Observability und Resilienz: Digitale Infrastrukturen mit LAN, WLAN, 5G, Server und IoT

Die Vernetzung von Wirtschaft und Technologie mit dem Fokus auf Internet‑of‑Things‑(IoT)‑Lösungen und onPrem‑Netzwerkinfrastrukturen mit digitaler Resilienz ist der Antreiber der Hildener ituma GmbH. Das neue Mitglied im Netzwerk ZENIT setzt Maßstäbe in Sachen Digitalisierung von Industrie‑ und Campusumfeldern – und versteht sich damit als wichtiger Treiber für die digitale Transformation in Deutschland.

„Wir bedienen vor allem große Kunden mit vielen oder sehr großen Standorten wie Industrie- und Gewerbe-Campusse, verteilte Standorte, große Bürogebäude sowie Bahnhöfe und sorgen dort dafür, dass sich die Verantwortlichen remote einen Überblick über alle Geräte, Systeme und Service-Interaktionen auf dem Gelände machen können – immer mit Fokus auf Connectivity und Resilienz. Fallen Assets wie zum Beispiel Router, Server, Access-Points, Gateways, Core-Backbones oder Heizungs-Steuerungen aus, kann man dies unmittelbar in einer Übersicht sehen“, erklärt Geschäftsführer Simon Marg das Angebot seines Unternehmens.

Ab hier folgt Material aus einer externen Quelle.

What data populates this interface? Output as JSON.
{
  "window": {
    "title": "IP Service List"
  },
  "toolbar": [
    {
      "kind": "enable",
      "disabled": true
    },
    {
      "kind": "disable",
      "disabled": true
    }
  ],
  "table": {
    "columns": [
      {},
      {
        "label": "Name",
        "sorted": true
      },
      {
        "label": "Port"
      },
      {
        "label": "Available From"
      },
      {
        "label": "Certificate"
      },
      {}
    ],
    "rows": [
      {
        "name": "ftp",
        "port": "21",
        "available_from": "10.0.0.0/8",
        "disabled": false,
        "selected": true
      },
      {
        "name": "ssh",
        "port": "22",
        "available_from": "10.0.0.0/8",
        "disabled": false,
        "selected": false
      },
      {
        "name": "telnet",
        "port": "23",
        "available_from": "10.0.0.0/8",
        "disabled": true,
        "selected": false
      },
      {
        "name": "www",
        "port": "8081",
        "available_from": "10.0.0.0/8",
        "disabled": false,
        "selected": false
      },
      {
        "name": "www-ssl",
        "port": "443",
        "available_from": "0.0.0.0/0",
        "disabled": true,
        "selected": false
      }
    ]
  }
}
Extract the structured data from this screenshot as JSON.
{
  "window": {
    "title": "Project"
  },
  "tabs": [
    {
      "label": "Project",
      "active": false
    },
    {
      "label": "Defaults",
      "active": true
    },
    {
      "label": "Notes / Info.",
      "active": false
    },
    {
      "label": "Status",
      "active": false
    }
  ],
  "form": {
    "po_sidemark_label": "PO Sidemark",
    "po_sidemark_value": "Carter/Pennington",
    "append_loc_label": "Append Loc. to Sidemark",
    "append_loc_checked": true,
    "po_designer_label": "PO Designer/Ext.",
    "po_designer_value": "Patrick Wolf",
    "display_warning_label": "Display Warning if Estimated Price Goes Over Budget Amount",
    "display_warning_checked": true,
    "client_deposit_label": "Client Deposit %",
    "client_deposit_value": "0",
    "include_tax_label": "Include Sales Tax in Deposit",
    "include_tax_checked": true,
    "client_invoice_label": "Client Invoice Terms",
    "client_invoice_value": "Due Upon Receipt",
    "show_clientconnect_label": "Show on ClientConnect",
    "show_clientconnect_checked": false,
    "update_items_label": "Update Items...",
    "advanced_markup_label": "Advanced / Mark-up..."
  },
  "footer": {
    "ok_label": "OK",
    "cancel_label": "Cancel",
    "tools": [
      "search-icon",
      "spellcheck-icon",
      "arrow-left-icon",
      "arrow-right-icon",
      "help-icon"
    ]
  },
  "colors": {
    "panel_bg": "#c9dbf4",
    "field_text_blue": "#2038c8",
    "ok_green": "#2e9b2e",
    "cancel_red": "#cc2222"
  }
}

Im Zentrum stehe die 360°-Business-Connectivity-Network-Solution aduno®, die seit über zehn Jahren hochskalierbare und ausfallsichere Carrier­Grade- und Enterprise-Netzwerke im Bereich WLAN, 5G und IoT orchestriere. Mit ihr gelinge der Brückenschlag zwischen traditioneller IT‑Infrastruktur und den Anforderungen der digitalen Welt. Seit der Gründung im Jahr 2010 betreibt das Unternehmen regionale und überregionale Netze mit zentralen Verwaltungsplattformen und umfangreichem Mandanten- und Rechtemanagement. Am Hildener Standort betreibt ituma einen Forschungscampus, in den auch ein eigenes LoRaWAN‑Netzwerk sowie Matter und Zigbee integriert wurden – ein symbolisches wie praktisches Zeichen dafür, wie ituma die Region in eine vernetzte Zukunft führen will.

„Wir haben ein tiefes Verständnis für IT‑ und Netzwerkinfrastruktur und realisieren Monitoring auf Management-Ebene, gepaart mit dem Blick auf konkrete Anwendungen und Services in digitalisierten Arbeits‑, Industrie‑ und Produktionswelten. Das reicht vom klassischen Netzwerkaufbau über Smart‑Building‑Lösungen bis hin zur Vernetzung großflächig verteilter industrieller Systeme und umfasst ein modular skalierbares Leistungsspektrum. Wir freuen uns, damit ein führender Akteur im Wandel zur vernetzten Gesellschaft und zur digitalen Region Nordrhein‑Westfalen zu sein“, sagt Simon Marg.

Relevant sind die Angebote aber nicht nur für Großindustrie und Wohnungswirtschaft, sondern auch für den Mittelstand in NRW, dessen Produktions‑ und Geschäftsprozesse zunehmend auf KI, Sensorik und automatisierter Vernetzung basieren. Denn das Hildener Unternehmen realisiert nicht nur technische Verbindungen, sondern schafft ganzheitlich vernetzte Ende-zu-Ende-Systeme, die Wirtschaftlichkeit, Sicherheit und Flexibilität zusammenbringen.

ZENIT-Support

Um den ständigen IoT-Herausforderungen gerecht zu werden und neue Angebote zu entwickeln, investiert ituma viel Geld in Forschung und Entwicklung. In diesem Zusammenhang kam das Unternehmen erstmalig 2024 auf ZENIT zu, um Ansprüche im Bereich des Forschungszulagengesetzes zu sichern. Der Antragstellung wurde entsprochen und auch 2025 nahmen die Hildener das ZENIT-Angebot zur Prüfung der Anspruchsberechtigung und Begleitung der professionellen Antragstellung wahr.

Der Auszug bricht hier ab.